La prima importante risposta del TAR Veneto
Ebbene, lo scorso 24 settembre, il Tar Veneto ha emesso due ordinanze istruttorie di rilievo su alcuni punti chiave sollevati dalla class action. Prima di tutto ha legittimato le azioni promosse esclusivamente da associazioni, anche in assenza di persone fisiche ricorrenti, cosa che risulta fondamentale per ribadire il principio che anche coloro che si occupano della tutela dei diritti dei migranti possono intervenire in giudizio a difesa delle collettività che tutelano.
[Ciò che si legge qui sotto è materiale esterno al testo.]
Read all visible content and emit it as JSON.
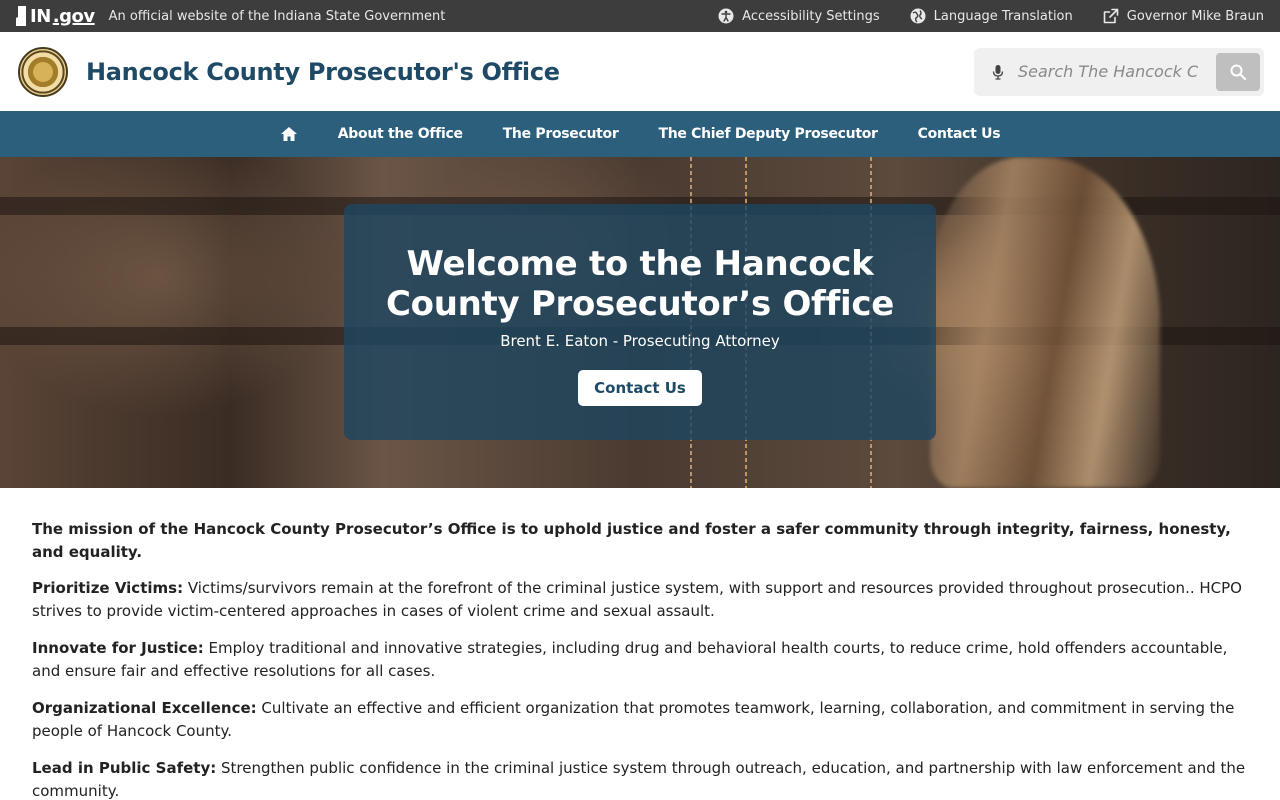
{
  "topbar": {
    "logo_text_in": "IN",
    "logo_text_gov": ".gov",
    "official_text": "An official website of the Indiana State Government",
    "links": [
      {
        "label": "Accessibility Settings",
        "icon": "accessibility-icon"
      },
      {
        "label": "Language Translation",
        "icon": "globe-icon"
      },
      {
        "label": "Governor Mike Braun",
        "icon": "external-link-icon"
      }
    ]
  },
  "header": {
    "title": "Hancock County Prosecutor's Office",
    "seal_icon": "county-seal-icon",
    "search": {
      "placeholder": "Search The Hancock C",
      "value": ""
    }
  },
  "nav": {
    "home_icon": "home-icon",
    "items": [
      {
        "label": "About the Office"
      },
      {
        "label": "The Prosecutor"
      },
      {
        "label": "The Chief Deputy Prosecutor"
      },
      {
        "label": "Contact Us"
      }
    ]
  },
  "hero": {
    "title": "Welcome to the Hancock County Prosecutor’s Office",
    "subtitle": "Brent E. Eaton - Prosecuting Attorney",
    "button_label": "Contact Us"
  },
  "content": {
    "mission": "The mission of the Hancock County Prosecutor’s Office is to uphold justice and foster a safer community through integrity, fairness, honesty, and equality.",
    "items": [
      {
        "heading": "Prioritize Victims:",
        "text": " Victims/survivors remain at the forefront of the criminal justice system, with support and resources provided throughout prosecution.. HCPO strives to provide victim-centered approaches in cases of violent crime and sexual assault."
      },
      {
        "heading": "Innovate for Justice:",
        "text": " Employ traditional and innovative strategies, including drug and behavioral health courts, to reduce crime, hold offenders accountable, and ensure fair and effective resolutions for all cases."
      },
      {
        "heading": "Organizational Excellence:",
        "text": " Cultivate an effective and efficient organization that promotes teamwork, learning, collaboration, and commitment in serving the people of Hancock County."
      },
      {
        "heading": "Lead in Public Safety:",
        "text": " Strengthen public confidence in the criminal justice system through outreach, education, and partnership with law enforcement and the community."
      }
    ]
  },
  "colors": {
    "topbar_bg": "#3d3d3d",
    "title_color": "#1e4a66",
    "nav_bg": "#2c5f7c",
    "hero_card_bg": "#1e465f"
  }
}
In secondo luogo, il Tar ha chiesto un’assunzione di responsabilità al Ministero dell’Interno. Non limitandosi ad ordinare di dare prova dei presunti miglioramenti nelle tempistiche di formalizzazione delle domande di asilo, ma pretendendo la dimostrazione dell’adozione di misure strutturali per superare la palese inefficienza nelle procedure di registrazione delle domande.
Entro 90 giorni dal giudizio, il Ministero dovrà presentare una relazione dettagliata, che potrebbe mettere in luce le disfunzioni di un sistema che in tutto il territorio nazionale riduce lo spazio di tutela delle persone di origine straniera.
Le due ordinanze del Tar Veneto rappresentano quindi piccoli, ma primi importanti tasselli nella difesa del diritto d’asilo.